飒昆最终气不过,枪口朝上,连开数枪,巨大水晶吊灯被击落在地,砸的支离破碎,残渣四溅,随后摔门而去。
昂素沉黑着一张脸,上了顶层阁楼的半露天茶室。
茶室里,八风不动的男人面色淡漠,安静泡着茶。
“看看,看看。”昂素将被残渣刮伤包着纱布的手臂举了过去,
“这都是什么事,我混到这个位置了,还能被人拿枪顶着脑门。”
南肃之掀眸看了一眼,淡定拿起茶杯,“他顶多也就指一指,没胆子真抠下扳机。”
“哼。”昂素冷哼一声,“他是军人,尸山血海里爬出来的。在缅甸这个地方,什么不可能的事情都有可能发生。”
“杀了你对他没好处,一个昂素倒了,还会有下一个,内比都最不缺的,就是政客,但是飒家,却没有钱再砸出下一个政客的甘心合作,所以,他没胆子开枪。”
昂素半天没有再开口。
这个南肃之,和南振国一样难对付,但是比南振国多了几分阴狠。
“台子都给你搭好了,让你唱个戏还能唱砸了。”南肃之不满昂素将飒昆惹毛,两人反目成仇这件事,眼中全是冷然。
“不是我动的手,这个时候,我惹他干什么?”昂素也是气不打一处来。
“谁动的手重要吗?结果都一样,就是这个锅得你背。”
“飒昆就是个靠女人上位的蠢货,给他一个军区都嫌浪费,他根本没那个能力跟吴猛一较高下,我们强行扶他上去也是徒劳。”
昂素面色难看,“肃之,内发行的事什么时候能搞定?我担心飒昆露出破绽,这件事一旦被人发现,我这么多年的隐忍就白费了。”
南肃之掀眸看了一眼对面没什么魄力的男人,“放心,我家鸾鸾没什么野心,只要找到她人,我好好哄一哄,她会同意用别的交易来替换之前的协议的,只要能让爸爸留下的产业正常运转,她不会刻意去为难任何人。”
昂素的脸色疑云不散,但他还是没有再说什么。
毕竟南肃之的手腕和城府,这段时间以来,他已经亲眼见过。
他几乎是算无遗策,想谋什么,都能成功,这样的人太恐怖了。
跟这样的人做敌人,更恐怖。
虽然做盟友也不轻松。
“对了,肃之,还有件事,想要请你帮个忙。
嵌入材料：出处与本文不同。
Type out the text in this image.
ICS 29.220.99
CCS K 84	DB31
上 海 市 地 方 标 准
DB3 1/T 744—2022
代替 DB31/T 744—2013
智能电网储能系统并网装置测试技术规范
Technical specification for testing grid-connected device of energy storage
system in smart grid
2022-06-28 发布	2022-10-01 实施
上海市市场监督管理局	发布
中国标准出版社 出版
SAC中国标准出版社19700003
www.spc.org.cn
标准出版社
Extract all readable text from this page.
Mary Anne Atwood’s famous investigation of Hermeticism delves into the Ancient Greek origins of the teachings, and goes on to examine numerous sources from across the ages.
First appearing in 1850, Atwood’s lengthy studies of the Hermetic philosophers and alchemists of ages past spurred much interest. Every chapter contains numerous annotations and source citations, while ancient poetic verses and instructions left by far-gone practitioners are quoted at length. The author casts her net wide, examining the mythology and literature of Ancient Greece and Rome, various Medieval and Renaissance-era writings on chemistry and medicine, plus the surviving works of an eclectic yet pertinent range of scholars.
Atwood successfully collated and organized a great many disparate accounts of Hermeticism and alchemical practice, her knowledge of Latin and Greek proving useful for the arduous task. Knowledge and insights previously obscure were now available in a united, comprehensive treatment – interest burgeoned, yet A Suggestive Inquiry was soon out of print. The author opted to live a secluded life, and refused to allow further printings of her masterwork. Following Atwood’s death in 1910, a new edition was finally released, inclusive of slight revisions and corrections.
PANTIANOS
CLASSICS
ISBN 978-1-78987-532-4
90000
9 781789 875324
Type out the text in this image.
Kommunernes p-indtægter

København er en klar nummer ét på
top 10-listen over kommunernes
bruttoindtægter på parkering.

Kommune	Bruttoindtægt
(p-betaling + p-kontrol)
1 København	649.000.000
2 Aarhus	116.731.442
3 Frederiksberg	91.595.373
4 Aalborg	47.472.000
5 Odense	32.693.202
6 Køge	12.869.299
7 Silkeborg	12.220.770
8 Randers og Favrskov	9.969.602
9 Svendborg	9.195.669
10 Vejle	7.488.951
”昂素脸上漫出难色。
“昂大少的事?”南肃之抿了一口茶后,放下手中茶杯,淡然开口问。
昂素点头,“他是我的长子,虽然现在还年轻,但将来肯定是要继承我的政治资产的,陷入这样的新闻里,对他的政治前途非常不利。
新闻司自成一派,我的人根本插不进去,你在伊江新闻有股份,处理起来比我顺手。”
南肃之俊儒的脸上闪过一抹鄙夷,“政治家的长子,连个负面新闻都搞不定,我劝你趁着还能动,找两个小老婆多生几个儿子吧,广泛撒网,重点捕鱼,总有一个能用的,记得提前测测女方的基因和智商,这个我倒是可以帮忙。”
昂素被他一句话讽刺的脸色一阵青,一阵白,胸口像是堵了一团棉花。
“对了。”南肃之根本不在乎他的脸色难不难看,“三天以后,有批货会运到实兑港,通过孟加拉湾到印度去,让你的人长点眼。”
昂素的脸更难看了,“你的胃口未免也太大了,实兑港的实际运营权在印度人手里,我的人虽然在那边能说上话,但是印度人也不是那么好糊弄的。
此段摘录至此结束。